Kisah Perjalananku
Aku bertanya pada bulan, apakah dia merasa berat harus menanggung cahaya matahari setiap malam ? Bersinar namun sejatinya dia gelap ? Apakah tidak merasa berdosa memberi terang yang palsu ? Cantik rupa namun sebenarnya dia tidak berwajah.
Bulan tersenyum padaku seraya berkata, hai..kenapa kamu berpikir seperti itu ? Ini adalah tugasku. Tuhan memberikan tugas ini padaku. Maka aku harus patuh pada ketetapanNYA. Walaupun aku harus tampil dengan sinar sang matahari, namun aku bahagia karena masih bisa memberi cahaya pada sang gulita malam. Memberi panduan jalan pada makhluk yang tak bisa menembus pekatnya malam. Walau di siang hari aku tak terlihat karena tersapu sinar mentari, namun aku yakin jejak terangku di malam hari pasti akan ada yang mengingatnya. Walau mungkin tak banyak. Bersyukur saja. Dengan bersyukur kita akan merasa cukup dan selalu bahagia.
Aku kembali berjalan . Sekarang aku bertemu semut. Aku bertanya padanya, apakah dia tidak merasa menjadi yang paling tertindas setiap hari ada yang menginjaknya? Dimusuhi banyak manusia karena selalu membuat rumahnya jadi cepat rusak? Membuat makanannya jadi tidak lagi membangkitkan selera karena dikerubungi mereka ? Membuat manusia gatal gatal kalo digigit olehnya.
Semut berkata padaku, Kamu kenapa bertanya seperti itu? Kamu pikir kami akan stress dan menjadi gila menghadapi kenyataan itu ? Oh tidak, kamu salah. Kami tidak pernah merasa tidak berguna. Tuhan sudah menciptakan kami bahkan menyebut kami menjadi nama salah satu surat dalam kitabnya. An Naml artinya semut. Tuhan begitu spesial melihat kami sehingga menyebut kami dalam kitabnya. Jika tidak ada kami, tanah tidak akan subur, kami memakan serangga dan limbah organik. Kami makhluk paling tertib. Kami bahagia menjadi semut. Meski kecil, kami besar manfaatnya.
Aku pun berlalu, kembali berjalan menyusuri gurun. Di tengah perjalanan aku bertemu sekawanan gajah. Aku berhenti dan memutuskan bertanya pada mereka. Aku bertanya, hai gajah apakah kamu merasa nyaman di kehidupan? Kamu suka diganggu manusia, suka dibunuh dan habitatmu suka diganggu. Hingga tempat tinggalmu makin sempit. Apakah kamu bisa menikmati hidupmu?

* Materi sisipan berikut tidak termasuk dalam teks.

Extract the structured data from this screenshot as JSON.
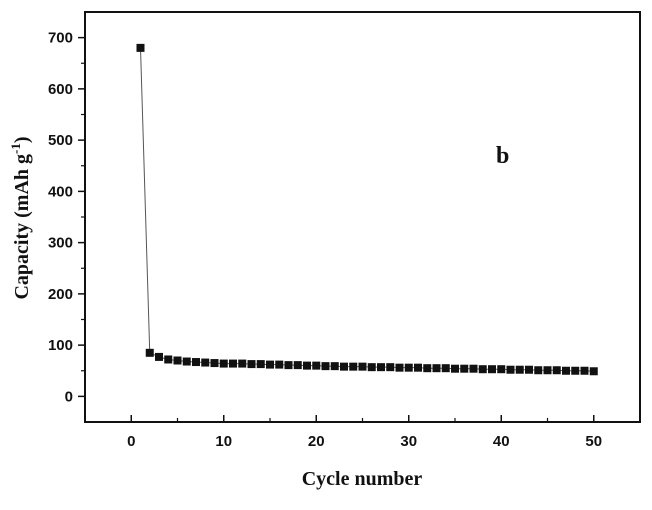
{
  "chart_data": {
    "type": "scatter",
    "panel_label": "b",
    "xlabel": "Cycle number",
    "ylabel_main": "Capacity (mAh g",
    "ylabel_sup": "-1",
    "ylabel_end": ")",
    "xlim": [
      -5,
      55
    ],
    "ylim": [
      -50,
      750
    ],
    "x_ticks": [
      0,
      10,
      20,
      30,
      40,
      50
    ],
    "y_ticks": [
      0,
      100,
      200,
      300,
      400,
      500,
      600,
      700
    ],
    "grid": false,
    "series": [
      {
        "color": "#111111",
        "marker": "square",
        "line": true,
        "x": [
          1,
          2,
          3,
          4,
          5,
          6,
          7,
          8,
          9,
          10,
          11,
          12,
          13,
          14,
          15,
          16,
          17,
          18,
          19,
          20,
          21,
          22,
          23,
          24,
          25,
          26,
          27,
          28,
          29,
          30,
          31,
          32,
          33,
          34,
          35,
          36,
          37,
          38,
          39,
          40,
          41,
          42,
          43,
          44,
          45,
          46,
          47,
          48,
          49,
          50
        ],
        "y": [
          680,
          85,
          77,
          72,
          70,
          68,
          67,
          66,
          65,
          64,
          64,
          64,
          63,
          63,
          62,
          62,
          61,
          61,
          60,
          60,
          59,
          59,
          58,
          58,
          58,
          57,
          57,
          57,
          56,
          56,
          56,
          55,
          55,
          55,
          54,
          54,
          54,
          53,
          53,
          53,
          52,
          52,
          52,
          51,
          51,
          51,
          50,
          50,
          50,
          49
        ]
      }
    ]
  }
}
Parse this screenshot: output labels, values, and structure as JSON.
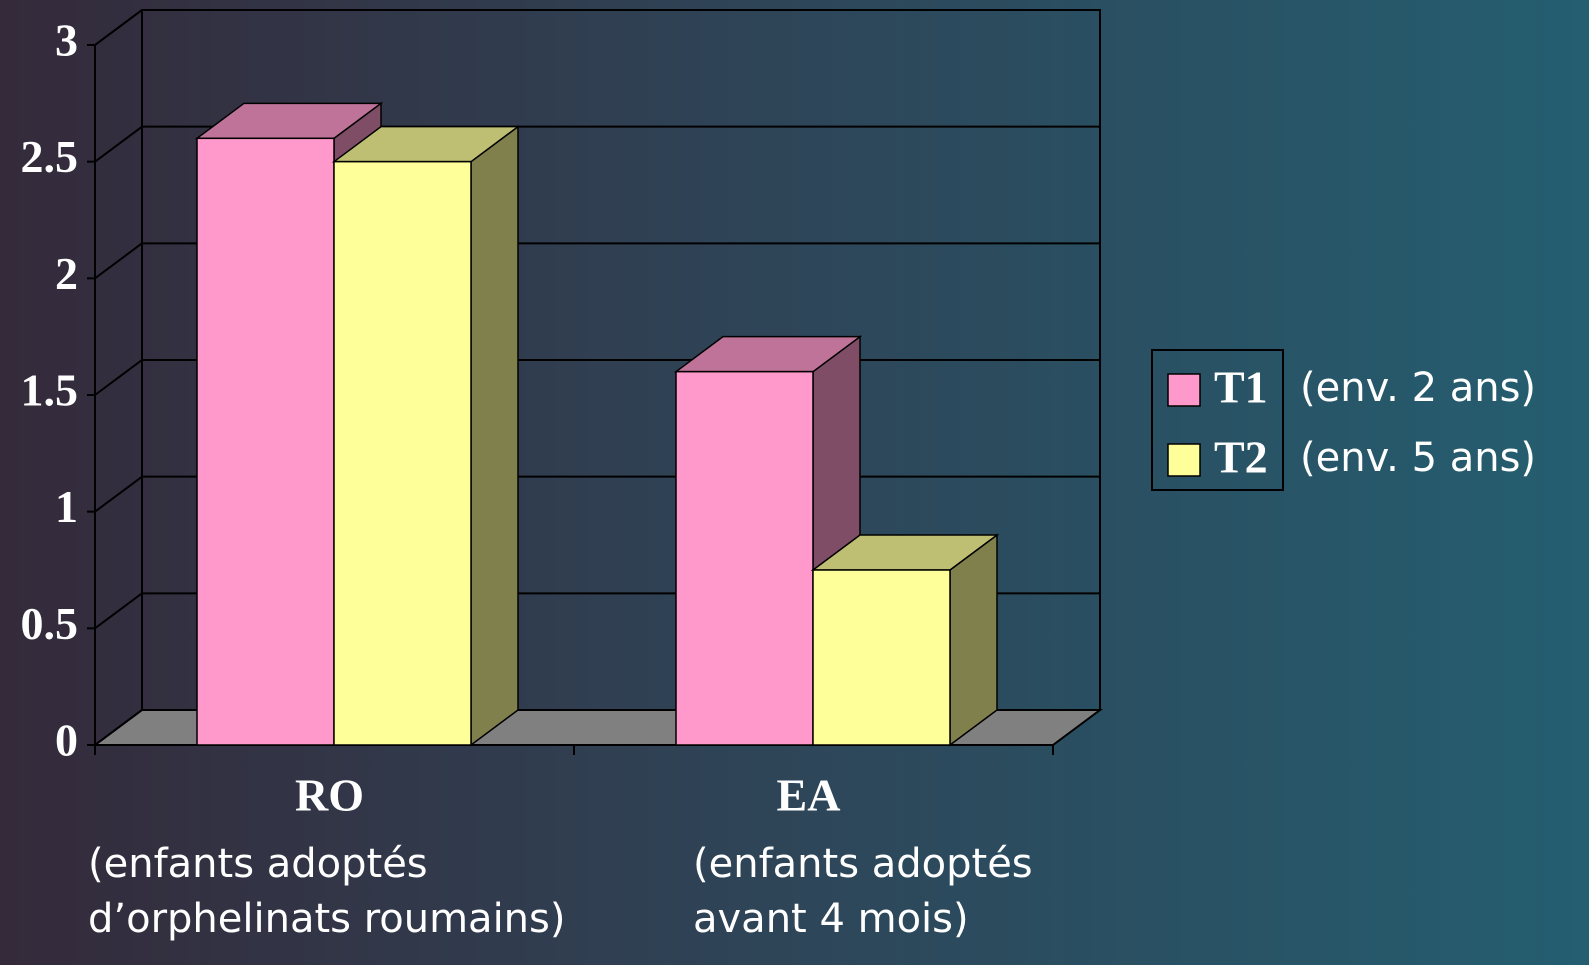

Gajah-gajah itu menatapku tajam. Lalu mereka kompak menjawab pertanyaanku. Mereka menjawab, kami bahagiaaa....selama masih ada daun yang bisa dipetik untuk dimakan. Selama masih ada ladang safana yang bisa kami tempati, kami bahagia. Meskipun akhirnya mati diburu manusia jahat tapi kami bahagia karena akan segera bertemu sang pemilik kehidupan. Menikmati setiap apapun yang diberikan oleh Tuhan kepada kami, mencari apapun hal positif yang bisa diambil dari semua ketetapan Tuhan. Maka kami bahagia.
Aku terus berjalan ke arah barat. Aku bersimpuh di ujung ufuk sang mentari yang hendak tenggelam. Tuhan, maafkan aku yang selalu mencari arti bahagia pada orang lain. Sejauh apapun aku melangkah tidak akan kutemukan bahagia selama diriku tak bisa menerima apapun yang kau tetapkan padaku.